人間、賢いだけでやっていけるなら苦労はしない。
「頭はいいけど、人と付き合うのが下手」という人は、世の中には一定数いる。そりゃ、「頭の良さ」にスキルポイントを振っていれば、相対的にコミュ力が低くなることは当然あり得る。問題は、そういう人は人間関係でトラブることが多いということだ。
合格発表までの間、学術書を読んだりして大学での勉強に備えるのも、もちろんいい。だが、小説を読むことで自らに情操教育を施しておけば、大学に入ってから人間関係でやらかさずに済むかもしれない。そういう意味でも、「アルジャーノンに花束を」は示唆に富んだおすすめの一冊だ。
~ここから思い出話~
合否が分かるまではどうにもスッキリしないと最初に言ったが、実際私も試験が終わって、鉛筆を置いた時には憂鬱だった。だが、理由はちょっと違っていて、それから2時間も退屈な時間が始まることを知っていたからだ。

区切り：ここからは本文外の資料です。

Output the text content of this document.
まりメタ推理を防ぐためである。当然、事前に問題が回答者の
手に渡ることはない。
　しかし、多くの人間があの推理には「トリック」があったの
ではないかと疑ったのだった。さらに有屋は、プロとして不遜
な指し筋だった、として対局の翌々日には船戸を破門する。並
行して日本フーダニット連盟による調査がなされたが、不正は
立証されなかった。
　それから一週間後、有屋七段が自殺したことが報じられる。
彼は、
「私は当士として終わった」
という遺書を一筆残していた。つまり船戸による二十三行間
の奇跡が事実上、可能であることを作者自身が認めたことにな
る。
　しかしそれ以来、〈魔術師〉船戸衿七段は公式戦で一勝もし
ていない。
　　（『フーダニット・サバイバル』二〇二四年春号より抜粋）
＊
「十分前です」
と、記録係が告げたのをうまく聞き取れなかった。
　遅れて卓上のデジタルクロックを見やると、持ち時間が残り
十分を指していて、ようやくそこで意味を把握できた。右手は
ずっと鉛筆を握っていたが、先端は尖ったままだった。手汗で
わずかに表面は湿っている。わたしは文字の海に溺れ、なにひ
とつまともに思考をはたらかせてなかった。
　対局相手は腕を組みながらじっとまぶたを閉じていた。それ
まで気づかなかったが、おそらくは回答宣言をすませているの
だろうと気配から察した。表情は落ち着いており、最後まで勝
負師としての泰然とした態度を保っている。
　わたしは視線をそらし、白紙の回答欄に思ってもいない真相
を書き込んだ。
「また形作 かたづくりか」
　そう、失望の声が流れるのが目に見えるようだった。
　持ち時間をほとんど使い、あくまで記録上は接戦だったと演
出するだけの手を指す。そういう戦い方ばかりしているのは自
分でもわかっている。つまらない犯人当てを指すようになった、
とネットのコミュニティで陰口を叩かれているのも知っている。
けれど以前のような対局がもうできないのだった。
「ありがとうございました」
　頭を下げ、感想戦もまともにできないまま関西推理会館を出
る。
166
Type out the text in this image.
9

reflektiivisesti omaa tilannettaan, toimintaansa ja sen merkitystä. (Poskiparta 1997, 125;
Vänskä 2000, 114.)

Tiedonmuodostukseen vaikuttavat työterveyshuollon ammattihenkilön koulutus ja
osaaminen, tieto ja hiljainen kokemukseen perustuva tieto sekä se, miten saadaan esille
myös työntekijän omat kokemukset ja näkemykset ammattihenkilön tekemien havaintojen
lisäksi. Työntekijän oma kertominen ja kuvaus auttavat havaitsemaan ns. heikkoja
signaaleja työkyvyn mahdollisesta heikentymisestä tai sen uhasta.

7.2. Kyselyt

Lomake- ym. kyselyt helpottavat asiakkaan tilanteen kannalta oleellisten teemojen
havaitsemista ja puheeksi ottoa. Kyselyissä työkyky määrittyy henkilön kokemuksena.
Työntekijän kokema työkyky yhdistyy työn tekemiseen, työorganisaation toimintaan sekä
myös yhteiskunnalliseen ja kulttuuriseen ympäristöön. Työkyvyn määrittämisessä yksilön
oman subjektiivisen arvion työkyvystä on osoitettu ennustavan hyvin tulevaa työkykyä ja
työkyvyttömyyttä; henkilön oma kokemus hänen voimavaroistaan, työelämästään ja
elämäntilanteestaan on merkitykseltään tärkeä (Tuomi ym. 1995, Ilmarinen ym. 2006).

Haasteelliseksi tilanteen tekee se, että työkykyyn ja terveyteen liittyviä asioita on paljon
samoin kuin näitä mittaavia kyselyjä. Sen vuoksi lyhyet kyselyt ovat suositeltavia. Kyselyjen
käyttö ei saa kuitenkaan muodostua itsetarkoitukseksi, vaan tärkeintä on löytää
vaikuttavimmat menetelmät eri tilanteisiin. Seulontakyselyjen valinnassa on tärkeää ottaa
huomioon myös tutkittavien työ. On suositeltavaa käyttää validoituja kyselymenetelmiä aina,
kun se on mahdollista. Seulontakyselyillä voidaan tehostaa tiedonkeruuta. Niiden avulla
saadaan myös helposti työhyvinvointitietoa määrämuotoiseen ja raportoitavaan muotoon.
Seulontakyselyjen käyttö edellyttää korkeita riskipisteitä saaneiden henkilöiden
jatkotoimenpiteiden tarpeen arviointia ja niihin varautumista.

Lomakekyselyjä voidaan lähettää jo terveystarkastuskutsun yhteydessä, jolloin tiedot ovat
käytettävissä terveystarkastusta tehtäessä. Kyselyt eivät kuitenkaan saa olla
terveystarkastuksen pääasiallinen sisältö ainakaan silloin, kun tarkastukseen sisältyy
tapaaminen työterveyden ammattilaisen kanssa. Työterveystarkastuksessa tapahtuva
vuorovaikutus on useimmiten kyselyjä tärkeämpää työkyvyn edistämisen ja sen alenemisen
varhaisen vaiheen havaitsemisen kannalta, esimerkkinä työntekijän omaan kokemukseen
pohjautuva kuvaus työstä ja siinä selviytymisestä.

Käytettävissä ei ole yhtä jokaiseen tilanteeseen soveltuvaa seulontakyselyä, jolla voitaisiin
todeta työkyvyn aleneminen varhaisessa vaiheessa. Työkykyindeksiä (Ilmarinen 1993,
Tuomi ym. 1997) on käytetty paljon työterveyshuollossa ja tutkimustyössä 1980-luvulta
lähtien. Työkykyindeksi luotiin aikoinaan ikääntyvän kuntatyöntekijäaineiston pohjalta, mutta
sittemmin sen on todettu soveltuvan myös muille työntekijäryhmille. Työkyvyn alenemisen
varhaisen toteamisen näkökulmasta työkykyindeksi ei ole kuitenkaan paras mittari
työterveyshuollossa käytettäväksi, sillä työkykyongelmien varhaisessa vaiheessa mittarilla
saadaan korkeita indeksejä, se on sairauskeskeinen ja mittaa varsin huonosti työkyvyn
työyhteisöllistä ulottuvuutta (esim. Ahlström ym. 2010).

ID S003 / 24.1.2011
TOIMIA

そのとき私は浪人生で、現役の時に落ちた大学への再チャレンジ中。だから、試験が終わったあとは2時間ほど教室に拘束されることを知っていた。
おそらく混乱が起きないように、少しずつ受験生を帰宅させるための処置だったのだろう。しかし、受験生にとってはひたすら退屈な時間。試験が終わったばかりでクタクタ、後期に備えて勉強するモチベもなし。昨日まで暇さえありゃ単語帳をめくってたのに、ここに至りやることがない。
現役の時にはひたすらスマホをいじりまくる虚無な時間だったのだが、この時私には秘策があった。
本である。
七瀬ふたたび
取出だしたるは、筒井康隆の「七瀬ふたたび」。テレパスの主人公、火田七瀬が様々な超能力者と出会い、そして超能力者を撲滅しようとする集団に駆り立てられていく話だ。
結論から言うと、面白かった。何より、ちょうど読み終えたくらいのタイミングで解放されたので時間潰しとしては申し分なかった。
違う教室にいた浪人友達も同じように本を読んでたらしいが、あとから聞いたらやはり読み終えるまで解放されなかったとか。
文庫本一冊読み終えられるくらいの時間、受験生を拘束する大学もどうかと思うが、あまり悪口は言えない。
なぜなら、なんだかんだで今はその大学のお世話になってから早4年目を迎えているからだ。
偉そうに小説を紹介したが、別に試験と発表までの間にやることが決まっているわけじゃない。試験日程を消化し終えた自分をねぎらいながら、気持ちが切れない程度に息抜きが出来ればいいと私は思う。
それでは、最後までお読みいただきありがとうございました。